Concernant les chiffres actuels, trois grandes réactions ont été observées sur les réseaux sociaux (les éléments suivants sont un résumé des posts et commentaires présentés dans les reportages, ainsi que des points de discussion qui se sont facilement propagés autour d'eux. Ce n'est pas une enquête exhaustive).


A) Le camp "l'emploi s'est “stabilisé”" (flatline)

L'expression "la croissance de l'emploi est presque à plat" utilisée par Sojourner dans son post a été facilement citée et diffusée en raison de sa concision et de sa force.
L'intérêt de ce groupe se porte moins sur "le taux de chômage a-t-il augmenté" que sur "une société où de nouveaux emplois ne sont pas créés va-t-elle perdurer".


B) Le camp "pas d'envie d'embaucher = pas de possibilité de changer de travail" (ressenti économique)

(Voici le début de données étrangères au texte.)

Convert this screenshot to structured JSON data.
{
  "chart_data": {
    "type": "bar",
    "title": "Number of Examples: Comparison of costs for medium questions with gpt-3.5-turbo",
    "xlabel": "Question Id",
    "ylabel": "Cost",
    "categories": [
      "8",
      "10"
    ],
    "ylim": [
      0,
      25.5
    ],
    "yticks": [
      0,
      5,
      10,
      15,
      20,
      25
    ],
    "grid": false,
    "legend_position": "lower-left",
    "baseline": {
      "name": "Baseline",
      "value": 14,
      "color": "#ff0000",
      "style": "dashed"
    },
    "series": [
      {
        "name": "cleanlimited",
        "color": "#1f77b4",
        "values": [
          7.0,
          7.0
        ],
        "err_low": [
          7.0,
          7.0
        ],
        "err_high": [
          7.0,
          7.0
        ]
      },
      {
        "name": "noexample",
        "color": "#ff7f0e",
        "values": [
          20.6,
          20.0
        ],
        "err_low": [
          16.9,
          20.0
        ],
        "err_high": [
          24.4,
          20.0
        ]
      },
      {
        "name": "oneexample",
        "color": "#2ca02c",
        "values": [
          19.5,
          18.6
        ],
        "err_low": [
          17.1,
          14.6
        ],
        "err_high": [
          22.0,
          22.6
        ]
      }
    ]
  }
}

Les personnes qui se concentrent davantage sur la manière dont les offres d'emploi sont publiées et la réticence à embaucher que sur le “taux de chômage” statistique.
Les points de discussion qui se développent facilement incluent "ceux qui travaillent actuellement sont protégés, mais si le marché du travail se refroidit, les opportunités d'augmentation de salaire diminuent" et "les jeunes, les nouveaux diplômés et ceux en réinsertion professionnelle sont en difficulté".


C) Le camp "si les salaires augmentent quand même, c'est acceptable" (inflation et protection du niveau de vie)

Ceux qui se concentrent sur la croissance des salaires moyens (3,8% en glissement annuel) et qui pensent que "si les salaires peuvent battre l'inflation, ce n'est pas une récession".
Cependant, à l'inverse, des contre-arguments émergent facilement, tels que "si les salaires restent élevés, la baisse des taux d'intérêt sera retardée, ce qui rendra les prêts hypothécaires et les emprunts difficiles".



Les points d'attention pour l'avenir : 2026 sera-t-elle marquée par un "effondrement" ou un "vol à basse altitude" ?

Les points d'attention pour l'avenir sont simples.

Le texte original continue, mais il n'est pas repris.